The fact is, the older you get, the more you discover …
From what you like, what you don’t … to what you didn’t know and what you want to know.
And what makes it even more amazing – and annoying – is that every step you take, in whatever direction, reveals a whole host of other possibilities you would like to explore and investigate.
The problem is time is now officially, not on your side … so there’s a point where you have to accept you won’t get to try, play, experiment with all you want to do, so while that might put some people off, it kind of makes me want to try and pack more in.
And I am … because on top of work, Metallica, the school with Martin, I’ve already agreed to do a couple more projects that are intriguing and – frankly – ridiculous.
But there’s another reason for this attitude and it’s because my Dad died at 60.
Death is something I’ve talked a lot about over the years – mainly due to both my parents passing away.
I’ve talked a lot about the importance of taking about it, but I must admit, I’m scared of it.
I’m in generally good health, but fifty is still 50 and my Dad still died just 10 years on from this age.
Now of course it doesn’t mean I will … and I’ve come to this completely unscientific view that I should live till I’m at least 71 because if you take away my Dad’s age of dying [60]from my Mum’s [83] … that leave 23 years. Halve that … add it to Dad’s age … and voila, I will live till at least 71.
But then that means I only have 21 years left.
TWENTY ONE.
That’s nowhere near enough.
My wonderful little boy is only 5 for fucks sake. 26 is way too young to lose your Dad … hell, that’s even younger than I was when I lost mine.
Years ago, an old boss I looked upto said that if you can’t feasibly double your age, that is when you know you are – at best – middle aged or – at worst – the last stage of your life.
Well I suppose I can still feasibly double my age – even if it’s against the average age of death for a man in the UK [79.2] – but the reality is where I’m going is shorter than where I’ve been.
But shorter doesn’t mean less interesting.
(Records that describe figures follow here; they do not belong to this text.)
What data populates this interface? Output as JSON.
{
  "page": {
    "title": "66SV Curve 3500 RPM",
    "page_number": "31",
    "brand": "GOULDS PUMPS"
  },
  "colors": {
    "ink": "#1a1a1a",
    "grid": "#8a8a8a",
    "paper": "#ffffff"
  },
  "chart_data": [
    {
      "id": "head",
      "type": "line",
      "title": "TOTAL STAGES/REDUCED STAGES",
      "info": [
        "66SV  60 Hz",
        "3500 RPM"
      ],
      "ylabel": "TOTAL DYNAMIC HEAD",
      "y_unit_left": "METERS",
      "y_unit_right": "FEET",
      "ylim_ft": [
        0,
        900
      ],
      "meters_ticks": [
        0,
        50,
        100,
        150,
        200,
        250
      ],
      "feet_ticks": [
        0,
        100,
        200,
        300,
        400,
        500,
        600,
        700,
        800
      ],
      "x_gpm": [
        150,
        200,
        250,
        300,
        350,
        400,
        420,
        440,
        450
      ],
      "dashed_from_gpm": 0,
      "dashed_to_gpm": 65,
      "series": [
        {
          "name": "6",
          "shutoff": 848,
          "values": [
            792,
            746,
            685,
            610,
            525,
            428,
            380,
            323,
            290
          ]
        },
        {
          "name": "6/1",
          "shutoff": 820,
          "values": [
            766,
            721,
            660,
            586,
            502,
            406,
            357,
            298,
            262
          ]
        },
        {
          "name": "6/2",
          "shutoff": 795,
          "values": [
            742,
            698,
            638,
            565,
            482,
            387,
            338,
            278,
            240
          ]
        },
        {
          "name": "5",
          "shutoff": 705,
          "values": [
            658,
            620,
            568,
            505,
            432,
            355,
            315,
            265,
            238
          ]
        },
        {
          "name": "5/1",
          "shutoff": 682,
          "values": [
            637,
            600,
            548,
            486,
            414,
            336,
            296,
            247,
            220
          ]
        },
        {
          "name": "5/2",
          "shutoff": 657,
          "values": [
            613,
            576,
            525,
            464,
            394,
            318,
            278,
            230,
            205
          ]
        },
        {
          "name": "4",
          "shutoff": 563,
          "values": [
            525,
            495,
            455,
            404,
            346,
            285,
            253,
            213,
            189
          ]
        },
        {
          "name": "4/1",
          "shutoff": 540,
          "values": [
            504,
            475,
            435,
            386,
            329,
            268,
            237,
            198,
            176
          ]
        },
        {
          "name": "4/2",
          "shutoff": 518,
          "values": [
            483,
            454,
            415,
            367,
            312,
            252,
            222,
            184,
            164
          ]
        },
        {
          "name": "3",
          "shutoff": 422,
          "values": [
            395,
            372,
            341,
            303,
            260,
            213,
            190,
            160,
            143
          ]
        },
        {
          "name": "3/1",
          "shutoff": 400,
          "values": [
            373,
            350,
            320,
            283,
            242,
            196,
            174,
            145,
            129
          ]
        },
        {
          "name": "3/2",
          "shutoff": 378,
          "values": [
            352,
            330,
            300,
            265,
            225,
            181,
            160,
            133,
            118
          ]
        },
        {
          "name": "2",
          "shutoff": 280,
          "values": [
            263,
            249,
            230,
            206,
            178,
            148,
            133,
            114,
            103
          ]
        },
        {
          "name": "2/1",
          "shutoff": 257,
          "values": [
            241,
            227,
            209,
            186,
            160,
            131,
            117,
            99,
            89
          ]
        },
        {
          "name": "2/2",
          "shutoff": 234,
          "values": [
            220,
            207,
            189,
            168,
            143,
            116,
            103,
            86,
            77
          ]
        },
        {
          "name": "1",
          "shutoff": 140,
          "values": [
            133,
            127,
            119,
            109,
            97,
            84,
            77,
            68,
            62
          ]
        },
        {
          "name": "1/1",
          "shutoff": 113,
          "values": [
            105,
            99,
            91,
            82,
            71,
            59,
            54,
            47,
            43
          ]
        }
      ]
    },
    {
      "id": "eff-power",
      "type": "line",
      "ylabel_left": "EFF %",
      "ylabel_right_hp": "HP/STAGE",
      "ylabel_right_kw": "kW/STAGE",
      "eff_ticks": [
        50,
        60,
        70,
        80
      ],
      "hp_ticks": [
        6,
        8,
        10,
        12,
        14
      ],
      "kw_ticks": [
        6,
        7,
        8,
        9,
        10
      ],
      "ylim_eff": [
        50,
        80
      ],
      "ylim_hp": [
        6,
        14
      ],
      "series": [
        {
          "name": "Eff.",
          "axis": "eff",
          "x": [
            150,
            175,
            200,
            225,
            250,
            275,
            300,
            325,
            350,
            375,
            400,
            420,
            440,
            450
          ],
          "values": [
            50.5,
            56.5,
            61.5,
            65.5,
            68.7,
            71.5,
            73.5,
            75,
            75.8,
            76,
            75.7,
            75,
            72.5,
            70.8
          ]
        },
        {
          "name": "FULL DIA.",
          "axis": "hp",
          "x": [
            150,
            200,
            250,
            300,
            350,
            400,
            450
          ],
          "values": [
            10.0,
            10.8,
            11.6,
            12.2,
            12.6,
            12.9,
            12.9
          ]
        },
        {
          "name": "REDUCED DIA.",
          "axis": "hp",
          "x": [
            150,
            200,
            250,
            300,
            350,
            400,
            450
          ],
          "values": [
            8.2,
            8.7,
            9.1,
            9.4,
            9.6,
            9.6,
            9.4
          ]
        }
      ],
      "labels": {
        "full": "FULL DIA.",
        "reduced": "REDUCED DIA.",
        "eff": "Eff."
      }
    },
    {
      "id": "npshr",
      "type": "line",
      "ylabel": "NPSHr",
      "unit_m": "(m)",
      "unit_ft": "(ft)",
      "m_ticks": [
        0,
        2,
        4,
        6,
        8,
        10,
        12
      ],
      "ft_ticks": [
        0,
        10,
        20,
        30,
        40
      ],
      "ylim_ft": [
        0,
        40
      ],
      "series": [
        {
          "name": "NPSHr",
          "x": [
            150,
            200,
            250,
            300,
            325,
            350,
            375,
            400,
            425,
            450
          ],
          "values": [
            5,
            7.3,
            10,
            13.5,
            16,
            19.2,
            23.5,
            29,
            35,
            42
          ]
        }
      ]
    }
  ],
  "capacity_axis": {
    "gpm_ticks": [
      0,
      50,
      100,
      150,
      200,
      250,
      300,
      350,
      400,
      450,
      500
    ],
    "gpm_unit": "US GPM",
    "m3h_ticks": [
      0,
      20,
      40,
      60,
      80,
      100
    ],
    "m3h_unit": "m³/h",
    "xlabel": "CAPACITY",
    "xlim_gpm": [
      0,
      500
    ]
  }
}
And arguably, I have more exciting things in my life now – both personally and professionally – than I have ever had.
It also helps I am insanely immature with a desire for mischief, experimentation, creativity and adventure.
And I intend to fill it up with even more.
Fortunately I get that from a number of sources.
My wife.
My son.
My job.
My other jobs.
My friends.
My mind.
A while back, Pete said something I found pretty profound.
He said the narrative of strategy tended to focus on the importance of curiosity when discovery is far more valuable for driving the standard of the work you create and the adventure you go on.
Now I’ve written a lot about how I hate when planners talk about curiosity – as if they’re the only people who have it – but I really, really like that idea of the hunger for discovery.
I absolutely have that.
I owe so much of what I have to that.
The countries I’ve lived in. The people I’ve worked with. And most importantly, the family I am fortunate to have.
So while I enter a new decade, I will continue to live like it’s the old one.
Not in terms of dressing like I’m younger than I am – mainly because I have always dressed like I live in 1986 – but with the hunger, ambition and desire I’ve always had.
I genuinely believe my best work is still ahead of me.
Truly believe that.
And the goal of this decade is to achieve some of that while discovering new things that make me believe even better work can still lie in my future.